SRP essentially combines the concept of "Hashed Password" and "Secret Key" into one small, low entropy object: The stored password.
"Dictionary attack" difficulties aside, it's not hard to imagine an intruder running a pre-computation attack against a password file. *However*, the password file *can be* much more secure--crypt() is far less secure than SHA-1, though SHA-1 isn't drastically better than the MD5 passwords deployed on most Linux boxen.
It is moderately unclear through the documentation how the "public verifier" gets distributed; more emphasis should be placed on this. The public verifier, distributed via OOB mechanisms, is *the only* way to get around "first contact" problems. Now, the public verifier can be shared, extended, chained, and so on, but at some point there has to be a Out Of Band(OOB) contact.
Of course, the problem with chains is Entropy Erosion and Failure Amplification--your original entropy never increases, but your risk of compromise *does*.
Another brought up a good point--SSH ideally requires compromise of both a private key(what you have) *and* passphrase(what you know) to experience a critical failure; SRP only requires one. One nice thing is that SRP can mandate that a user have a passphrase; I don't believe SSH has a truly secure method(not client based) to make sure that they don't.

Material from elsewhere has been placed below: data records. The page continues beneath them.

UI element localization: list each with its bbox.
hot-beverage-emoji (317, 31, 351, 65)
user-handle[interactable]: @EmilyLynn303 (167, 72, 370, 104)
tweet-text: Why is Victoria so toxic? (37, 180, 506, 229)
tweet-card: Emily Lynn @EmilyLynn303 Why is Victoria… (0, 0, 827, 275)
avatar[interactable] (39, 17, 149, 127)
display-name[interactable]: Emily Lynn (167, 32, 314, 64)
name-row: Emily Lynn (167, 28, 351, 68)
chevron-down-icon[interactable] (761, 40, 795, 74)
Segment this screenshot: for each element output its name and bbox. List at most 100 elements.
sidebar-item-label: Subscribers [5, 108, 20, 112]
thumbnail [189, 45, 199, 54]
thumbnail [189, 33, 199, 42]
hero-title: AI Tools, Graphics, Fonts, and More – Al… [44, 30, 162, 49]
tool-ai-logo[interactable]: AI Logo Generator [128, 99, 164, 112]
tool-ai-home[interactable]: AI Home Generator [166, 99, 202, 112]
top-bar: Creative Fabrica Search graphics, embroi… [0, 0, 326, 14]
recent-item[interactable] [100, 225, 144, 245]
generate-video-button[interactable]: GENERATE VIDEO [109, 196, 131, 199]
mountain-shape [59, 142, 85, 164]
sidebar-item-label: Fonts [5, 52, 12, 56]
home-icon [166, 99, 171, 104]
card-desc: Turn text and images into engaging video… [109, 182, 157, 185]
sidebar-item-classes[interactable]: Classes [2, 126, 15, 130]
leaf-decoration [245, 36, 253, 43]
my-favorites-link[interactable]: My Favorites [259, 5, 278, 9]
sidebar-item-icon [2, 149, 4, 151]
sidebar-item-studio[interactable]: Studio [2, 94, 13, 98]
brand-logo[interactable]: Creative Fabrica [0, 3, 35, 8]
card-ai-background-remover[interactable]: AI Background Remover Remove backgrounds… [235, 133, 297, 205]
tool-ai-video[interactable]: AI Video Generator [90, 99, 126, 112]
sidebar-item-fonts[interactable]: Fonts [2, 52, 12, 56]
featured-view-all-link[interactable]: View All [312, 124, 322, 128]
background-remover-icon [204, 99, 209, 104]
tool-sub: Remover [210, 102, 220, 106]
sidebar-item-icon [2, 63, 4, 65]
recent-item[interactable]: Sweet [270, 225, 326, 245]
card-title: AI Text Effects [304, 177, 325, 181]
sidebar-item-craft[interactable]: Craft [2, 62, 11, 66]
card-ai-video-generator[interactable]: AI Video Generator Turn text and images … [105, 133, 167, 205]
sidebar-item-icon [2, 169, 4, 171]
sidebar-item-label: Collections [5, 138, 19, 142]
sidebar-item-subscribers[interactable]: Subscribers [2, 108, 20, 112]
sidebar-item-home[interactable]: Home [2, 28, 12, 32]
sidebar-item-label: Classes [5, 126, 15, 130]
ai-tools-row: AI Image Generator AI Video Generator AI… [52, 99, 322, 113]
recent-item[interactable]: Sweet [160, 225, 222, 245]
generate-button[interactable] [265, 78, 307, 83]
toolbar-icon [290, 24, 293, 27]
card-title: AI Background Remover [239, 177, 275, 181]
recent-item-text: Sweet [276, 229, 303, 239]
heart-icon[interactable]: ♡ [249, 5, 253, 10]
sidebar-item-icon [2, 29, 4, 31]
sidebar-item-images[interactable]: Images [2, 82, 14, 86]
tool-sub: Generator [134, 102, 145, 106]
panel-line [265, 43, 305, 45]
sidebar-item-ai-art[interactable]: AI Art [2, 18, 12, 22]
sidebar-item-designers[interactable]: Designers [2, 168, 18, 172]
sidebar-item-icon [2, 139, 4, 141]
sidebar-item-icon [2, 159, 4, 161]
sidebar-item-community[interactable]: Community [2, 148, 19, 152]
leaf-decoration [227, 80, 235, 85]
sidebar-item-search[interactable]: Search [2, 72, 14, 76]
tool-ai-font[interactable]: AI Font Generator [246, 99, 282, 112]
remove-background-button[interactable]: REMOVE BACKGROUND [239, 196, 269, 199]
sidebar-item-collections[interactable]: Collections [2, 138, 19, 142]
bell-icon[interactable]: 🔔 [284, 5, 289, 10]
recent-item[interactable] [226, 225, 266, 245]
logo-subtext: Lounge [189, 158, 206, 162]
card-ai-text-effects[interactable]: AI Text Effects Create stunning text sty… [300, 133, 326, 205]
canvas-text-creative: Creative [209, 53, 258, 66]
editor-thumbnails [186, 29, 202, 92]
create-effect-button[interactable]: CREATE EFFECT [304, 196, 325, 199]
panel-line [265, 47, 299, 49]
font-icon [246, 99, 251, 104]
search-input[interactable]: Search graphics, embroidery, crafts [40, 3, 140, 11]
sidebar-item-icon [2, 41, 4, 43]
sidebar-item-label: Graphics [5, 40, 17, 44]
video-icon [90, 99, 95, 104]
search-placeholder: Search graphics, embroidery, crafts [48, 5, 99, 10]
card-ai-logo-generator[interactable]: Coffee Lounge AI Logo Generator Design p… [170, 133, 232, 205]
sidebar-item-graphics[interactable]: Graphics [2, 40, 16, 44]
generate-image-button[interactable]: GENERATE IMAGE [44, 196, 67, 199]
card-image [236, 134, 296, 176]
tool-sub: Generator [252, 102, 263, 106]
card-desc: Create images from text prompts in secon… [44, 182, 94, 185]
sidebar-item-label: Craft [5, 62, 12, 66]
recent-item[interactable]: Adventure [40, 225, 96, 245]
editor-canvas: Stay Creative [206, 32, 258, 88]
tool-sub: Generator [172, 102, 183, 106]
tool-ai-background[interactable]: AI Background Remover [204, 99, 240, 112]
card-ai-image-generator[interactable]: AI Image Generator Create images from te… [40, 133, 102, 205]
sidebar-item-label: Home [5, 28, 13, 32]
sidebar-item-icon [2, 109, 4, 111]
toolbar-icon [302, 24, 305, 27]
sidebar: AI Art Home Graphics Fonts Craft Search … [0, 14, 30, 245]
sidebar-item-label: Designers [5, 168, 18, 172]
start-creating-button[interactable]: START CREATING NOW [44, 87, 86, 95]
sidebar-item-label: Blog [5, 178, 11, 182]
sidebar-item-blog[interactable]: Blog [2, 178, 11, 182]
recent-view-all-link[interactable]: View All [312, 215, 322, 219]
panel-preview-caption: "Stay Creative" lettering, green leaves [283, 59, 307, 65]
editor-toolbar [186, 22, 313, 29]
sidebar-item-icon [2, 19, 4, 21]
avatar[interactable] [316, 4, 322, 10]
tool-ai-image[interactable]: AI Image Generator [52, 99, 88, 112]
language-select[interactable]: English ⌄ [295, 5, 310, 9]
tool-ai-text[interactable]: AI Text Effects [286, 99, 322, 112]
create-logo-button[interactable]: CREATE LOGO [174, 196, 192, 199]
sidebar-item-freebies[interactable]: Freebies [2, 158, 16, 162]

More later, if anyone's still alive in this thread. (Gotta go.)
Yours Truly,
Dan Kaminsky
DoxPara Research
http://www.doxpara.com
I had a system at home broken into through the recent attack technique involving bugs in RSAREF. Little buggers did an rm -rf /* when they realized it was a 486. Saved me the trouble - I was going to wipe and reinstall it in a couple of days anyway :-)
This won't work for all man in the middle cases. Consider this:
1)A sends B is public key
C intercepts that key can changes it to his public key
3)B sends A his public key
4)C intercpets and changes
5)A sends C a message encrypted with C's public key.
6)C decrypts and recrypts with B`s public key
7) B sends half the message encrypted.
You get the idea
Remember for this to work A and B have to have no non-seceret knowledge of the other that C does not share, and C needs compete high speed access to the entire data stream. Of course if any step is accomplished where C cannot get it (snail mail? federal crime, but doable. Meeting face to face can be fixed too, with impersonators.)
In the end you have to take some risk. Then again, if A and B know so little about each other and are doing buisness that is sensitive enough to encrypt they probably don't trust each other at all anyway.
Those who actually tried to stay within a quasi-legal standing in compiling SSH1 with RSAREF ended up with an insecure implementation. The thing to consider here is... did it buy them much? There is still some question whether using RSAREF actually allows one to avoid licensing issues. I wouldn't be suprised to find more installations of SSH1 today compiled by admins who got fed up with the whole situation.
As a side note, admins working for the US Government have no need to worry about RSA licenses. The US Gov't has an open license to RSA since Government money was used in developing RSA at MIT.
> I hope you have tongue firmly in cheek [...]
> See Godel's Incompleteness Theorem
Ah, these are two different results. Godel's Completeness Theorem says that any *first order* statement which is true can be proved. "First order statements" are, essentially, mathematical statements which only talk about certain things. Amongst other things, first order statements can't talk about "For all sets such that blah".
On the other hand, there are statements which do include things like "for all sets such that blah " - called second order statements. Godel's *Incompleteness* Theorem says that there are some second order statements which are true but cannot be proven.
My comment was that FLT fits into the first category, so an automated proof is (theoretically) possible. Of course, it would take ages to run!